A new Associated Press-GfK Poll finds a widespread desire for improvements to the health care system. Half of all Americans say health care should be changed a lot or "a great deal," and only 4 percent say it shouldn't be changed at all.
But they also don't like the way the gridlock is playing out in Washington, where GOP lawmakers unanimously oppose the Obama-backed legislation and Democrats are struggling to pass it by themselves with narrow House and Senate majorities.
The AP-GfK Poll was conducted March 3-8, by GfK Roper Public Affairs & Media. It involved landline and cell phone interviews with 1,002 adults nationwide, and had a margin of sampling error of plus or minus 4.2 percentage points.

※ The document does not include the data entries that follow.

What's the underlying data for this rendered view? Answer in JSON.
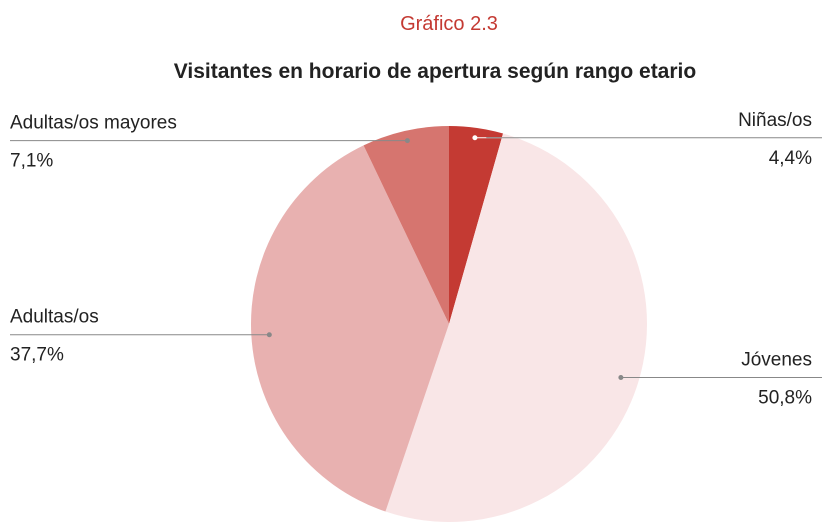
{
  "chart_data": {
    "type": "pie",
    "subtitle": "Gráfico 2.3",
    "title": "Visitantes en horario de apertura según rango etario",
    "categories": [
      "Niñas/os",
      "Jóvenes",
      "Adultas/os",
      "Adultas/os mayores"
    ],
    "values": [
      4.4,
      50.8,
      37.7,
      7.1
    ],
    "value_labels": [
      "4,4%",
      "50,8%",
      "37,7%",
      "7,1%"
    ],
    "colors": [
      "#c43a33",
      "#f9e6e7",
      "#e8b1b0",
      "#d6756f"
    ]
  }
}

More than four in five Americans say it's important that any health care plan have support from both parties, and 68 percent say the president and congressional Democrats should keep trying to cut a deal with Republicans rather than pass a bill with no GOP support.
The public also is not amused with Republicans' overall approach to legislating, giving lower approval ratings to GOP lawmakers than to Democrats, although both parties do not fare well with the public.
White House communications director Dan Pfeiffer said Tuesday that Republicans have played politics with health reform from the “very beginning."
The insurance industry lobby has spent millions of dollars to defeat reform and more spending is on the way. Major business groups Tuesday announced a multimillion-dollar ad campaign criticizing the President’s proposals.